The study cohort was compared to a control cohort extracted from CHS registry-derived previously-reported cohorts for which treatment and clinical outcome data were available9,10,11. This control cohort represented the general 21-gene-tested BC patient population (the ‘general 21-gene-tested BC cohort’). Specifically, the control cohort was generated using 2 previously reported cohorts: A N0 cohort which included patients tested between 2006 and 2009 (n = 1365)11, and a N1mi/N1 cohort which included patients tested between 2006 and 2011 (n = 709)9. Male patients and those included in the current study cohort were excluded yielding a final ‘general 21-gene-tested BC cohort’ consisting of 1240 N0 and 704 N1mi/N1 patients.

Data sources used for the analysis included the Oncotest database (for RS results and patient/tumor characteristics) and medical records for treatments received, recurrence, and death.

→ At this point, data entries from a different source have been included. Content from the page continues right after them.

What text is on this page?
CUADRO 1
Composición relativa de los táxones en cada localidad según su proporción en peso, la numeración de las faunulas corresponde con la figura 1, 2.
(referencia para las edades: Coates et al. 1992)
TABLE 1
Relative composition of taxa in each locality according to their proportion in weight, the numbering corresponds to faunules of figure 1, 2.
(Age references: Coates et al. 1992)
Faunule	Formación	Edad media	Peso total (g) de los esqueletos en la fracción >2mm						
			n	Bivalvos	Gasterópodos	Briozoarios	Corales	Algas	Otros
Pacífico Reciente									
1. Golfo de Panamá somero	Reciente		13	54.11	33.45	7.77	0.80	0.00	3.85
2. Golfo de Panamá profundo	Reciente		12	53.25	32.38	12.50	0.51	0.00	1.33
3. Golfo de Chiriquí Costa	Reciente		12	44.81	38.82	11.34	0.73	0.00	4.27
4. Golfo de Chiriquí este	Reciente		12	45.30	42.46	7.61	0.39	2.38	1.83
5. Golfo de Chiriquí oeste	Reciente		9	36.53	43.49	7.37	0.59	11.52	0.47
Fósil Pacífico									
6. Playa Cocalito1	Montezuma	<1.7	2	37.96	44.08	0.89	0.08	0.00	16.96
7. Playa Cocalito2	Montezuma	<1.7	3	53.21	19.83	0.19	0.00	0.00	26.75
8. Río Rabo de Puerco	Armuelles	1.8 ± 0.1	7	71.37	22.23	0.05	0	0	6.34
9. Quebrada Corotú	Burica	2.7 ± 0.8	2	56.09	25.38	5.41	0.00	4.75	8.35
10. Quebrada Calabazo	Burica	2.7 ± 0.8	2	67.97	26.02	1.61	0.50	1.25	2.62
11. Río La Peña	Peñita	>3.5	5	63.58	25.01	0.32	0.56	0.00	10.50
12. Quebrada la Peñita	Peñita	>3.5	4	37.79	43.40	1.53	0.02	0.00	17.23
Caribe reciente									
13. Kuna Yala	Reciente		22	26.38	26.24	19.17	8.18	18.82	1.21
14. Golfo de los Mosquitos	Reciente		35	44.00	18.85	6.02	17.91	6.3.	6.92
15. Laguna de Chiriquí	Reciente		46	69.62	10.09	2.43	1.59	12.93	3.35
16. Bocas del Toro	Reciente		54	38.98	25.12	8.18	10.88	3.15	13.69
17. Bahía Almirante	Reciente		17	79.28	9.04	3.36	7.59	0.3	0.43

The study was approved by the institutional review board (IRB) of the CHS Community Division and the participating medical centers and was conducted in accordance with the declaration of Helsinki. The study was granted a waiver for obtaining patient consent due to its retrospective design.

Statistical analysis

Descriptive statistics were used to summarize clinicopathologic characteristics and adjuvant treatment decisions. Mann-Whitney and chi-square tests were used to compare continuous and categorical variables, respectively, between the cohorts. Wilcoxon signed-rank test and the McNemar’s test were used to compare continuous and categorical variables, respectively between the first and second BC in the study cohort. The association between clinicopathologic characteristics/treatment and increase in RS result from the first to the second testing was analyzed using contingency tables and chi-square/Fisher’s exact test. KM survival curves for freedom from distant recurrence were compared using the log-rank test. Freedom from distant recurrence was determined from the second 21-gene test. Patients were censored at the time of last follow-up, date of medical record review, or time of death (due to any cause).

Data calculation and statistical analysis were performed using R (https://www.r-project.org/, version 4.2.121) or MedCalc® version 20.111 (MedCalc Software Ltd., Ostend Belgium). p ≤ 0.05 was considered statistically significant and all tests were two-sided.

Reporting summary

Further information on research design is available in the Nature Research Reporting Summary linked to this article.